Many of the buildings used as studios in the pioneering days of British television were former theatres or cinemas.
In London, ATV had access to the Hackney and Wood Green Empires, both Frank Matcham-designed former variety houses, while Granada had the Chelsea Palace in the King’s Road (known internally as ‘studio 10’ - studios 2, 4, 6 and 8 were in Manchester, the use of even numbers having been decreed in the very early days by Sidney Bernstein in order to make visitors think that the company had twice as many studios as it actually did) and, very briefly, the Metropolitan (better known as ‘the Met’) in Edgware Road.
In time, ABC would itself use Hackney for some of its London-based programmes, most famously Jack Good’s Oh Boy!, but for its regional centres, it was able to convert two of its worst-performing picture houses.
In Birmingham, the chosen building was the Astoria at Aston, which had been open as a cinema since December 1927. Previously, it had been the Theatre Royal, dating from the late 19th century, but the cinema conversion involved an entirely new interior by architects Satchwell and Roberts.
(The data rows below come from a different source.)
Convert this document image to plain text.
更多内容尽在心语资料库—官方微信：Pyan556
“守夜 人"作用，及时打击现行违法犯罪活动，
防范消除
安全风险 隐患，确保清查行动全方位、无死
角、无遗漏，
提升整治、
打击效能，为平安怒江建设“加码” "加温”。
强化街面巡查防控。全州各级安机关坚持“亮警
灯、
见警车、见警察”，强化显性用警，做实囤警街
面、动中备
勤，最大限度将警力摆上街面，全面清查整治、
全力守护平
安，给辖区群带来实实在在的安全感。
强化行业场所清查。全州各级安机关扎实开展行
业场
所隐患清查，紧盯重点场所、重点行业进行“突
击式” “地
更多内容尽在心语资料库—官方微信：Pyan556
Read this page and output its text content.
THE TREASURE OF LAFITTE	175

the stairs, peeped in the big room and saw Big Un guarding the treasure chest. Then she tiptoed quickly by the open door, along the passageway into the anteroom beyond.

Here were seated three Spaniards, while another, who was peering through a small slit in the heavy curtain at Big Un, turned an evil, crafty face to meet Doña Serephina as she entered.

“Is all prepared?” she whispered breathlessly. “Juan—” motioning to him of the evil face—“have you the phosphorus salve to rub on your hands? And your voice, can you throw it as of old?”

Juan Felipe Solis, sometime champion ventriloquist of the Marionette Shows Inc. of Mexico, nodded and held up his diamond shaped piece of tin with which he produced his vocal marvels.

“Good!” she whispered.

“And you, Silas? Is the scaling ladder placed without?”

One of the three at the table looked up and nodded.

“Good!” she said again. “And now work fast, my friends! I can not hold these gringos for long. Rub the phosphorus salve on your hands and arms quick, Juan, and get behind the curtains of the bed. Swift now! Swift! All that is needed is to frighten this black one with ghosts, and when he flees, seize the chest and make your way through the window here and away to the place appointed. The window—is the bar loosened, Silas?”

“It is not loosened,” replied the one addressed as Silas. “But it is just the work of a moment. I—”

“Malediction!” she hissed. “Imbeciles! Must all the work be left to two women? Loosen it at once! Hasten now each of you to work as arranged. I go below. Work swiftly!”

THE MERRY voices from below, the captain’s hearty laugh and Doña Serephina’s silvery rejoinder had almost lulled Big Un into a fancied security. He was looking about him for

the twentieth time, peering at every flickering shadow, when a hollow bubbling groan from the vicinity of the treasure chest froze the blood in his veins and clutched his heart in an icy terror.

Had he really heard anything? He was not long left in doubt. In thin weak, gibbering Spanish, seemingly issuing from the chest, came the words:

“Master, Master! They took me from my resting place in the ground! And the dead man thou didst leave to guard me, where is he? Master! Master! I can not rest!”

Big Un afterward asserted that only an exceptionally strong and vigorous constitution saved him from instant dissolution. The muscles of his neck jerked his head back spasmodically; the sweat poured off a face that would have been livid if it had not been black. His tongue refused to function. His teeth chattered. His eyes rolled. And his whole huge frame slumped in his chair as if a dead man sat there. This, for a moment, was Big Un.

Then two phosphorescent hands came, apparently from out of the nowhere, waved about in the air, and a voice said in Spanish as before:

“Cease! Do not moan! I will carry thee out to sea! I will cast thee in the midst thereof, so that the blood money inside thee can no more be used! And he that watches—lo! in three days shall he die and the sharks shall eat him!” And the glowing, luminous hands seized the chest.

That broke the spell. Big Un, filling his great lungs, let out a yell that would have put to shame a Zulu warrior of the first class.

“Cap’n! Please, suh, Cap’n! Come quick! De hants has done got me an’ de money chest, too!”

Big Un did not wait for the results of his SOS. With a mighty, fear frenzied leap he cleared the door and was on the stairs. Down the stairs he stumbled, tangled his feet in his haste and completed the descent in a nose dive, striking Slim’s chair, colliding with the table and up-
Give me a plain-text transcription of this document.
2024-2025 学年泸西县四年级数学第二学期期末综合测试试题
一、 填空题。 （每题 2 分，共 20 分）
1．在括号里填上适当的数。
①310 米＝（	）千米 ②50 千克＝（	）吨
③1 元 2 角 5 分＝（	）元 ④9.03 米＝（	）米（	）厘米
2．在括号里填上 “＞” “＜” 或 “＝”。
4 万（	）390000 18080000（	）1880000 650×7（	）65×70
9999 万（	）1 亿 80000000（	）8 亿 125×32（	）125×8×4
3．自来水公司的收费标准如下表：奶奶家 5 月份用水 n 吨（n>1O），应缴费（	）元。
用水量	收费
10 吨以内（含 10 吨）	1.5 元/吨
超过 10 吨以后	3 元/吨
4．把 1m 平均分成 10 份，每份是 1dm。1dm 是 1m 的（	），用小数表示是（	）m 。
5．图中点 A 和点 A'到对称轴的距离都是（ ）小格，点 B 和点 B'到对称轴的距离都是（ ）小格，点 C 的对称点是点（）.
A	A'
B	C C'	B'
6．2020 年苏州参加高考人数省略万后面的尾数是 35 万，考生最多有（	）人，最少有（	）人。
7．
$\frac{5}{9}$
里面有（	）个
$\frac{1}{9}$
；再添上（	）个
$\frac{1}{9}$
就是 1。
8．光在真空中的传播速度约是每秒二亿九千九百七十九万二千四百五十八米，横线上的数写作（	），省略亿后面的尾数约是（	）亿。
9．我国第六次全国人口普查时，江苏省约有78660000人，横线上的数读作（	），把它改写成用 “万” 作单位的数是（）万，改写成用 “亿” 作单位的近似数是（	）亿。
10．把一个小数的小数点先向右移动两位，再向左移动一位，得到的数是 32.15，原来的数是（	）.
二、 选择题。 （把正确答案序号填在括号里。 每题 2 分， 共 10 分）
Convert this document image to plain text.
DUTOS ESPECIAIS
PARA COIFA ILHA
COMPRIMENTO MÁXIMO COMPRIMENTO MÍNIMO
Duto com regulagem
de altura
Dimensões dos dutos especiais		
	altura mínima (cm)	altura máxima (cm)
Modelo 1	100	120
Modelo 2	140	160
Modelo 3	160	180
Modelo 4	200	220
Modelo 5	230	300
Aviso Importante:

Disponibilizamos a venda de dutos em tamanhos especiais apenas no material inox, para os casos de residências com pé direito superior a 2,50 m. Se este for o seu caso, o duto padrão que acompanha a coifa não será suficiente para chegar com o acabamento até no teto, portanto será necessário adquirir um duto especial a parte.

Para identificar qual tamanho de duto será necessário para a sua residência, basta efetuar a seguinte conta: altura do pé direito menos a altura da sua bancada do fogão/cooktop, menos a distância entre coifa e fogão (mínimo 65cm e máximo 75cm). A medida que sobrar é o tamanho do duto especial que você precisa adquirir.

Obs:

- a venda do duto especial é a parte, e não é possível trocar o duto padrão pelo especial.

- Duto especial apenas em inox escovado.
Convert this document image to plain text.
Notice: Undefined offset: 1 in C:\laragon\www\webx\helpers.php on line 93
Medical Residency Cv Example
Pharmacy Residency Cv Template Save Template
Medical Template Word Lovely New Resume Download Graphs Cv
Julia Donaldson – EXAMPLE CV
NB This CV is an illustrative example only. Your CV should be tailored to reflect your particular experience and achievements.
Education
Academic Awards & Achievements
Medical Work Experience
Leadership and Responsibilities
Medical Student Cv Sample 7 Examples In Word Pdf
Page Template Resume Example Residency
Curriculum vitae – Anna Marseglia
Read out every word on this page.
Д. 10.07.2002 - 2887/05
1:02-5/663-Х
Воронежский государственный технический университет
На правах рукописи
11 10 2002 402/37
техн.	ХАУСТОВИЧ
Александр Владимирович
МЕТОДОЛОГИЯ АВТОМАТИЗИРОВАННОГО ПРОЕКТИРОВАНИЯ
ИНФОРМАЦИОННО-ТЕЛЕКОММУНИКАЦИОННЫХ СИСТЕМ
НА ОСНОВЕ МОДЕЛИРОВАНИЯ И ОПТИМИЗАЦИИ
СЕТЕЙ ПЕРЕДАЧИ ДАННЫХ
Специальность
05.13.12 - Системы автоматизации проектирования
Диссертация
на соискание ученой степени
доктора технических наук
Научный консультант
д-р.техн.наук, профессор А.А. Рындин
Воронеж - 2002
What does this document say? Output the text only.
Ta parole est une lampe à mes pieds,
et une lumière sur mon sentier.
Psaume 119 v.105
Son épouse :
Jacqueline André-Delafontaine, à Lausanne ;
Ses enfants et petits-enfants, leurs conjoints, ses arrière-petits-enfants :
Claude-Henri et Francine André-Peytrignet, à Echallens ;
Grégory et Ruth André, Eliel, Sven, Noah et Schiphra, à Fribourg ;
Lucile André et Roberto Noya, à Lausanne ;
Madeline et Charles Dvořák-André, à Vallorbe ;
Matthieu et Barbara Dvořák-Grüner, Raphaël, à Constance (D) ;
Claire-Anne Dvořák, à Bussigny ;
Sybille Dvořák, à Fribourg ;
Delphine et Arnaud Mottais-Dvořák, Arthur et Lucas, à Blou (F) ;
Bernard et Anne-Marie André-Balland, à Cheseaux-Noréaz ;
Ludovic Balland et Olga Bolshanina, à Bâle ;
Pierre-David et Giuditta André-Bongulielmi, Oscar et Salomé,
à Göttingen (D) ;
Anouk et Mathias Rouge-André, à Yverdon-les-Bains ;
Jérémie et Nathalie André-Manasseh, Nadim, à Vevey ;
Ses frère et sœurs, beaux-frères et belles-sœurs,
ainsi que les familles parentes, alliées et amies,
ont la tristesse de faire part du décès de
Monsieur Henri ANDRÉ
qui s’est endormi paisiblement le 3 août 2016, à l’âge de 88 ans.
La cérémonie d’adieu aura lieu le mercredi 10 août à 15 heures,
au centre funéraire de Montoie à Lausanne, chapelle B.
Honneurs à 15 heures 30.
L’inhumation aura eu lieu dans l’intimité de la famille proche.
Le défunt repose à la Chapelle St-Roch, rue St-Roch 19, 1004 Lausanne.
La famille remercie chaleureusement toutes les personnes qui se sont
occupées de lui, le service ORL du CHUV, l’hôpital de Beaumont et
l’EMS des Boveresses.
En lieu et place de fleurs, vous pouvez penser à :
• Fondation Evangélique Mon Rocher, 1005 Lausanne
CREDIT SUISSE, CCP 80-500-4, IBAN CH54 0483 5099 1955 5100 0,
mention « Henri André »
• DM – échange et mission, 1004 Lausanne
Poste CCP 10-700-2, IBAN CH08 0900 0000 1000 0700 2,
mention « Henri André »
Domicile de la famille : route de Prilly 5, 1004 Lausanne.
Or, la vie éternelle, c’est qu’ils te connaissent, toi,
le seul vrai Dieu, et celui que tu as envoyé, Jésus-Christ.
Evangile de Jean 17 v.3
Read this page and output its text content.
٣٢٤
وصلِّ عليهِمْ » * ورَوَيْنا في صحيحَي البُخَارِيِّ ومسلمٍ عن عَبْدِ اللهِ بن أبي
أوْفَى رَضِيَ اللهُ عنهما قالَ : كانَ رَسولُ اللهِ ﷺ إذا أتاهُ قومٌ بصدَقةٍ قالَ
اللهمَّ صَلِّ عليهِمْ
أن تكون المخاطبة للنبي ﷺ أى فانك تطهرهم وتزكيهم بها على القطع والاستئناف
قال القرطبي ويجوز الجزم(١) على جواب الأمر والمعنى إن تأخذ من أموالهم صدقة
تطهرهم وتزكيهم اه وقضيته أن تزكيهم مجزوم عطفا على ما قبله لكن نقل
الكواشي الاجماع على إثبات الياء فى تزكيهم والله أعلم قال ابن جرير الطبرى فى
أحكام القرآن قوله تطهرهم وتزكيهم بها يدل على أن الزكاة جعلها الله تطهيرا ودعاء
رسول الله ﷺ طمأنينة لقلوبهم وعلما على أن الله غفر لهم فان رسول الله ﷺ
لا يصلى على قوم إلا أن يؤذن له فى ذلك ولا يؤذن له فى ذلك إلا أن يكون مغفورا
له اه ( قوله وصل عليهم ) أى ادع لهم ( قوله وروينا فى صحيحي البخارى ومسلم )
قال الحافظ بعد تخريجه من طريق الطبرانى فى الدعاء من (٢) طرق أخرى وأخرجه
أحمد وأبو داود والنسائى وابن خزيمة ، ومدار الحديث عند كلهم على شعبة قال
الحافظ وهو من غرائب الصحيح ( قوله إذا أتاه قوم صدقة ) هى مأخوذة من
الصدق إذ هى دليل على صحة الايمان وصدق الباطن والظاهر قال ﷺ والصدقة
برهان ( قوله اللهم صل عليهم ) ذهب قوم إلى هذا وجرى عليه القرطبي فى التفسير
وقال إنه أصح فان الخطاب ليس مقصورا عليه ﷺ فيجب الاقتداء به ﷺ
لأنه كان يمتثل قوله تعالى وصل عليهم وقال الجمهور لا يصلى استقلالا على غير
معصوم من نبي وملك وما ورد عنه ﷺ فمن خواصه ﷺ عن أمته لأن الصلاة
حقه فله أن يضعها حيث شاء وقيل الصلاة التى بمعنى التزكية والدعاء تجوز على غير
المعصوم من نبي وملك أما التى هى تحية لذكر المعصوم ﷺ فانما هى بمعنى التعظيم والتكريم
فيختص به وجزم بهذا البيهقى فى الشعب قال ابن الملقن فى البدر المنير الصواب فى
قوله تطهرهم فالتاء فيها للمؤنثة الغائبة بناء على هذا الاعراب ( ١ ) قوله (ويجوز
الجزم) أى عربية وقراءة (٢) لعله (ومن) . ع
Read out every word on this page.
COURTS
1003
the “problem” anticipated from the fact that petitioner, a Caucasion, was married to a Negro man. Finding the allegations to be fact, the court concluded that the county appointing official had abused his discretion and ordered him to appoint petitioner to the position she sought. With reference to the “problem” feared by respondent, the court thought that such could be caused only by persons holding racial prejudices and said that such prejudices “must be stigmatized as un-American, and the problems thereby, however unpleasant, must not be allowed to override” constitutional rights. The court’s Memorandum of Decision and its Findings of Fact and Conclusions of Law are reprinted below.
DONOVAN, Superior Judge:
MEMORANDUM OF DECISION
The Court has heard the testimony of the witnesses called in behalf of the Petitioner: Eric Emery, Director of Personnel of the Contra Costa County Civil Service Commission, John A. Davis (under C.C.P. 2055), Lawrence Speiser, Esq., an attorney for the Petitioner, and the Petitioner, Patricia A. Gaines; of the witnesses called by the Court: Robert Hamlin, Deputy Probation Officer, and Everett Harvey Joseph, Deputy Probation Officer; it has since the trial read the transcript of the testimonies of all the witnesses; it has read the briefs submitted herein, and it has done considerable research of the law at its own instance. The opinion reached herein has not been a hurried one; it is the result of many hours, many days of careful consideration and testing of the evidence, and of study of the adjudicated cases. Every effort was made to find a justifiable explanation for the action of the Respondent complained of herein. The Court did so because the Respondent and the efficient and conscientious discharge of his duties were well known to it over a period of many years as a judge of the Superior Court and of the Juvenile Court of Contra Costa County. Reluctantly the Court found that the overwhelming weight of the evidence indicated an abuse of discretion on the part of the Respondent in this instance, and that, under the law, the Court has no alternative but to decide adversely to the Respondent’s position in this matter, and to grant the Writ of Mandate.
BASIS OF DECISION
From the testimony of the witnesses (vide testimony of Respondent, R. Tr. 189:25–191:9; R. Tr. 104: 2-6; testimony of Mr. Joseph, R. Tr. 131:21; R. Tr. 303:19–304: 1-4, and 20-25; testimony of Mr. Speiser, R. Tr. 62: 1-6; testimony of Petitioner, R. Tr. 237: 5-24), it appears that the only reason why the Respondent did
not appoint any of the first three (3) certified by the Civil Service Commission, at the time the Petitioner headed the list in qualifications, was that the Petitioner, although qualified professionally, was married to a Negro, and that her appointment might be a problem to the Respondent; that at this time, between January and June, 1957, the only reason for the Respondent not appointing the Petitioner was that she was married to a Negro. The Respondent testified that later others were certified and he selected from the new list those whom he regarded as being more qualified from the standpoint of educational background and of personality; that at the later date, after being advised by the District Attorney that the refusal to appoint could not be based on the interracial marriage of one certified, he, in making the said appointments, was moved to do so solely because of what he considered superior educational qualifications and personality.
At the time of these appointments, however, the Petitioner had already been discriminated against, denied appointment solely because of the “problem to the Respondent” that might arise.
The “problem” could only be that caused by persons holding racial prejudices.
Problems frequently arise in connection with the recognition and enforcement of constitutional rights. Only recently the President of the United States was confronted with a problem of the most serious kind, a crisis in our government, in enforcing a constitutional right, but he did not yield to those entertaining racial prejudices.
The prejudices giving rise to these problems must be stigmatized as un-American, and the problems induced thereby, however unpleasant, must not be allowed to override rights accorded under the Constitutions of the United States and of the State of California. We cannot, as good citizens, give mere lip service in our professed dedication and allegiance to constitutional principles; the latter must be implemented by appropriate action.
Part of the ABC circuit since January 1929, it had long been a problematic venue, having been farmed out to the company’s second-string Regent chain between 1933 and 1935.
It closed as a cinema on 26 November 1955, less than three months before it reopened as Alpha Television Studios – shared by ABC and weekday contractors Associated TeleVision - on 17 February 1956. The first programmes to come from Aston were made by ATV, with the first ABC shows going out from the studios on the following day.
The cinema chosen at Manchester was a much more modern affair – the Capitol in Parrs Wood Road, Didsbury, dating internally from 1933 with the exterior dating from 1931. Why the difference? The 1900-seat picture house had opened on 21 May 1931 to the designs of Peter Cummings, but it had been gutted by fire on 25 April 1932, leaving only the walls and entrance standing. Cummings was re-enlisted to rebuild the stricken cinema, and it re-opened on 16 August 1933.
It became part of the Union circuit in February 1936, which in turn was absorbed into ABC in October 1937. It had seen some limited use as a live theatre in 1948/1949, but it soon reverted to cinema usage, in which form it did a disappointing trade. The final closure as a cinema came on 14 January 1956, and the work of converting it into ABC’s northern studios began, ready for the first broadcasts on 5 May. Later in the year, it was borrowed by Granada, which felt its own largest studio at the time was too small to accommodate its production of Look Back in Anger by John Osborne. The exact attribution of the conversion plans at Didsbury is unknown, but in the opinion of this writer – based on a site visit in the former Capitol’s last week as an outbuilding of Manchester Metropolitan University – stylistic details indicated that it was probably the work of C J Foster, Glen’s successor as ABC staff architect.
The studios at Aston and Didsbury are so much brickdust now, both having been demolished. However, a third building converted by ABC, is, happily, still in studio use today – being the former Warner Brothers studio complex by the River Thames at Teddington, Middlesex. The exact date on which ABC began broadcasting from Teddington is uncertain, but it is likely to have been around 1958/1959.
When the weekday/weekend split was abolished for the Midlands and North regions, ABC found itself being forced by the ITA into a ‘shotgun marriage’ with Rediffusion to create a company that would take over the London weekday contract. The resulting operation, called Thames, was 51% owned by ABC, and 49% owned by Rediffusion, with Teddington becoming the new company’s main studio base for light entertainment and drama programming. Teddington Studios were owned by Thames until the mid-1990s, when they were sold by the company’s current owner Pearson to Barnes Trust Media, which continues to run the complex as an independent studio facility.
Warner Brothers’ involvement in ABPC ended at about the same time as the TV holdings were metamorphosing into Thames. According to Allen Eyles, ABPC had long feared the withdrawal of the Americans. In the early 1950s, the founding brothers had almost sold their company to a San Francisco financier called Louis Lurie. While there was relief when the deal failed to materialise, the consternation was redoubled in 1956, when Jack, Harry and Albert Warner finally did sell out, this time to a group headed by Serge Semenenko. An approach from Granada with a view to buying the Warner holding in ABPC was rebuffed by Semenenko.
The final, long-feared break came after WB was bought by independent producer Seven Arts in 1967, with the new owner selling what was now a 25% holding in ABPC to Britain’s EMI group. Later, at the end of 1968, EMI announced its intention to make an offer for the remaining shares, to which 90% of shareholders responded positively. As a result, EMI took control of what had been John Maxwell’s former empire and Warner Brothers’ colonial outpost – the cinemas, the film studios and the latterly-added television venture – on 27 February 1969, renaming ABPC the EMI Film and Theatre Corporation.